"There is nothing out there." Such is the claim, at least, of politicians and oil company executives, amazed that anyone would fight to protect the miles of plateaus and canyon bottoms that stretch
across southern Utah. Even tourists see this region as an empty spot on the map—an excuse to drive directly from Capitol Reef to Arches National Park.
The photography by Noble is stunning and powerful.
But it is precisely
this—nothing—that writer Brooke Williams and photographer Chris Noble find captivating about Escalante. In this thoughtful and exquisitely illustrated rumination, the authors tour the network of
chasms and gorges that began forming millions of years ago on the Colorado Plateau and today constitute a desert paradise of mesas, buttes, and boundless solitude. At the center of this landscape is
the region known as Escalante, 1.7 million mostly roadless acres, where silence, darkness, and emptiness have no intrusions.
With refreshing originality and a haunting rhythm to his prose,
Williams reflects on the notion of space and seclusion both internally and externally. Williams also celebrates the landscape: its geology, flora and fauna, its people from the ancient Fremont to its
Mormon pioneers, hiking aficionados and recluses such as Everett Ruess, and the controversial politics involved with the creation of Grand Staircase-Escalante National Monument.

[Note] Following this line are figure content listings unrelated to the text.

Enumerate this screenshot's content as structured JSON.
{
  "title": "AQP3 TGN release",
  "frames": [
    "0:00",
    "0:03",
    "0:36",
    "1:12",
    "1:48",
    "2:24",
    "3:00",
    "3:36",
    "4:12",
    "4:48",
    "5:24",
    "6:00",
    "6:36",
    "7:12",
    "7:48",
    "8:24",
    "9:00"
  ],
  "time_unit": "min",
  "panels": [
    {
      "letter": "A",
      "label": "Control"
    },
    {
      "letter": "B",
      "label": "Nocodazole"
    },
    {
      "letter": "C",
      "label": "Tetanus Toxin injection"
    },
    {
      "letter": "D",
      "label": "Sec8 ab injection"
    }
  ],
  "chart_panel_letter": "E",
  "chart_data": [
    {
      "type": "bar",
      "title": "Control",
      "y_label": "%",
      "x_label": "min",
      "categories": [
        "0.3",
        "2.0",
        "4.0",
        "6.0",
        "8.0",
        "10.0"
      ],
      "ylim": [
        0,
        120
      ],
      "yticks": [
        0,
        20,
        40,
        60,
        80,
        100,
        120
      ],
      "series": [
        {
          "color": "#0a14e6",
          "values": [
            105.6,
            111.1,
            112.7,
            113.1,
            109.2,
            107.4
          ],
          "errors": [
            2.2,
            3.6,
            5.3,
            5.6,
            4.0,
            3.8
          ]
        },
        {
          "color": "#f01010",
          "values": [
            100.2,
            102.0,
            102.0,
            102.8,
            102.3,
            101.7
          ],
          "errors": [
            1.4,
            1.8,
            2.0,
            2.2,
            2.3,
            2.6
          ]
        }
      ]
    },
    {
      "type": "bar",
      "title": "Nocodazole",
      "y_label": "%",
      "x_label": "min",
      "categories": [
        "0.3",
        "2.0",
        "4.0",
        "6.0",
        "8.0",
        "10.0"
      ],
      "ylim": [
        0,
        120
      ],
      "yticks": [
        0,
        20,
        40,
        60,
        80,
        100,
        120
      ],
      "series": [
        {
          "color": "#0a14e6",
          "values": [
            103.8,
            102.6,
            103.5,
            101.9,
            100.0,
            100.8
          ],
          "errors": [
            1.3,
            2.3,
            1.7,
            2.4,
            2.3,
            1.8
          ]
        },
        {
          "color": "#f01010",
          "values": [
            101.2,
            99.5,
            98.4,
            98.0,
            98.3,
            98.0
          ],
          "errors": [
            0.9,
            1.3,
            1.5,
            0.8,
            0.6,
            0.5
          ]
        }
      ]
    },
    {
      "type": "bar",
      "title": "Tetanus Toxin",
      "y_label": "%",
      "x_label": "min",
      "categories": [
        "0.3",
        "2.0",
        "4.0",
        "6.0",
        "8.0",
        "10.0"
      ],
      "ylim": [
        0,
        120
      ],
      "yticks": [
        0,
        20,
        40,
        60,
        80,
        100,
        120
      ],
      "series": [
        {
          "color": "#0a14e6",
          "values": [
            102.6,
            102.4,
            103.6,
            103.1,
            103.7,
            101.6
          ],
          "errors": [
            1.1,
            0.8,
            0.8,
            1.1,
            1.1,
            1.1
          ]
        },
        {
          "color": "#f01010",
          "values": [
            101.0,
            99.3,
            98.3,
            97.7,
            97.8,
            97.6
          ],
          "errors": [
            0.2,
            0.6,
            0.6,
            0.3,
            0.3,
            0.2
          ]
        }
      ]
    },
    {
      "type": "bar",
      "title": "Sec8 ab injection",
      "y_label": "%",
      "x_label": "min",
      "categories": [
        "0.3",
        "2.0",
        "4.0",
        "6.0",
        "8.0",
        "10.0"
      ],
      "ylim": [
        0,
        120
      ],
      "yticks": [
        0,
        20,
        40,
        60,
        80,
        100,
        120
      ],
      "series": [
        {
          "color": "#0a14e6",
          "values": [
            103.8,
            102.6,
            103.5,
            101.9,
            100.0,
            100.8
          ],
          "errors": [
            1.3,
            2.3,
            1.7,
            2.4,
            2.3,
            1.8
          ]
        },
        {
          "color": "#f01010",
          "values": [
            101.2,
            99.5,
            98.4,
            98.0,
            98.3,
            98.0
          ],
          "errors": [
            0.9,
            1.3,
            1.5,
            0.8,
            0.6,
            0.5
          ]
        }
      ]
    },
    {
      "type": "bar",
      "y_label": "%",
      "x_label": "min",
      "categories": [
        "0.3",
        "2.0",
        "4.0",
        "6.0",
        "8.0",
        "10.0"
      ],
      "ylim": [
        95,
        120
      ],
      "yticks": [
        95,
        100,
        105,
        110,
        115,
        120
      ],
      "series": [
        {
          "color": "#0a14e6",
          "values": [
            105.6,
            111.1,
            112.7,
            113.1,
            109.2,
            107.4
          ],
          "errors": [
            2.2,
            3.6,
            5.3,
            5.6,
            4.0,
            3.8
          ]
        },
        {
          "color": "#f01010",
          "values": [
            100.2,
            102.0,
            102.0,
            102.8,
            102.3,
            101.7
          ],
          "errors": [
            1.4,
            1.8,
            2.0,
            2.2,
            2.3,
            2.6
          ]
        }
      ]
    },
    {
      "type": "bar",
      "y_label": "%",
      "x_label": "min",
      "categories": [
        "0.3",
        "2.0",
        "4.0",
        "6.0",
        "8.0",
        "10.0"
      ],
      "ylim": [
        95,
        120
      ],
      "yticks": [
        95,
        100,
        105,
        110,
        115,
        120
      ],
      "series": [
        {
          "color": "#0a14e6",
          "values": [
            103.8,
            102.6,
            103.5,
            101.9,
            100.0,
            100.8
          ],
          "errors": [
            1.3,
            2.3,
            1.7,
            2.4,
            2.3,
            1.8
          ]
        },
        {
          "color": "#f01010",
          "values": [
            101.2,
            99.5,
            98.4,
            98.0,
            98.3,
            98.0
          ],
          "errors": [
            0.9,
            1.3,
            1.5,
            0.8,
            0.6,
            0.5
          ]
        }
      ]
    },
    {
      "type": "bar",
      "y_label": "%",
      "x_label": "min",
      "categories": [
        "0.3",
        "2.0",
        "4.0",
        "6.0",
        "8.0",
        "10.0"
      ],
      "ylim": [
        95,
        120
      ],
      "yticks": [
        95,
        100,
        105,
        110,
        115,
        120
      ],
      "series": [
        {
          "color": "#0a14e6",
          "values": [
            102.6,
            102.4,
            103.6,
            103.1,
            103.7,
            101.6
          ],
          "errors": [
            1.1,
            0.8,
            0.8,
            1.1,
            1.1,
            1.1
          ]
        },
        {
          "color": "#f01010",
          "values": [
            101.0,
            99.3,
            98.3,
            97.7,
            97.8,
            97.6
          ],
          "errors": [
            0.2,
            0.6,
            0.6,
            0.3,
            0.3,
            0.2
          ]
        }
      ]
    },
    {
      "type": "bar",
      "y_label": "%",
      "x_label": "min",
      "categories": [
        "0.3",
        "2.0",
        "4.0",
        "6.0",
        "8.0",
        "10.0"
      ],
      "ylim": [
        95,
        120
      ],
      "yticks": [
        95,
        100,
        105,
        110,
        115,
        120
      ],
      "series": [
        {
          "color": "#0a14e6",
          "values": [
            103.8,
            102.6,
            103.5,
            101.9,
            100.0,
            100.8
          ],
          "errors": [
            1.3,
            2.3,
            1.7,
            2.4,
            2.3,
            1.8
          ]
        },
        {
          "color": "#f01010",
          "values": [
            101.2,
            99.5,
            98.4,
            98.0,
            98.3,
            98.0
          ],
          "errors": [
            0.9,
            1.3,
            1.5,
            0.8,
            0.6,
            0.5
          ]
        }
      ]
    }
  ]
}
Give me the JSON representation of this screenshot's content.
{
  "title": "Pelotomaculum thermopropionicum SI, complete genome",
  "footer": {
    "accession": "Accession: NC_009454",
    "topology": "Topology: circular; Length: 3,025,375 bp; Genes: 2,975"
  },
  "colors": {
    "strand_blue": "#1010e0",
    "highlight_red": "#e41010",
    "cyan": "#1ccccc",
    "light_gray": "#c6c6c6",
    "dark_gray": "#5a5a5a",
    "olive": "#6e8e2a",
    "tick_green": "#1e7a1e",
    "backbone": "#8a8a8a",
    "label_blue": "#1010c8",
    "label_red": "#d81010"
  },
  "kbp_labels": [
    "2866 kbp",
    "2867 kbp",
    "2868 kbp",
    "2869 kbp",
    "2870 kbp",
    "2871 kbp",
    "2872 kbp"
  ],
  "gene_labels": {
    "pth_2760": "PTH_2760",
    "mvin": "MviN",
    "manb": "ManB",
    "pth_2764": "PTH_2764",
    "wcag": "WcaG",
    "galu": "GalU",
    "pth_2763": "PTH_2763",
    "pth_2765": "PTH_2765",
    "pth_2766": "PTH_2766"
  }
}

Noble's photographs break down the distinction often felt even in very fine photos, that between the observer and the place. These images pull the reader into the landscape, seamlessly merging the
experience and the setting.
Part narrative, part poetry, and part meditation, this book charts the quiet places where the human spirit delights in solitude. It reminds us of our intimate
connection with the wild and of the landscape's powerful pulse especially when there is nothing to be found.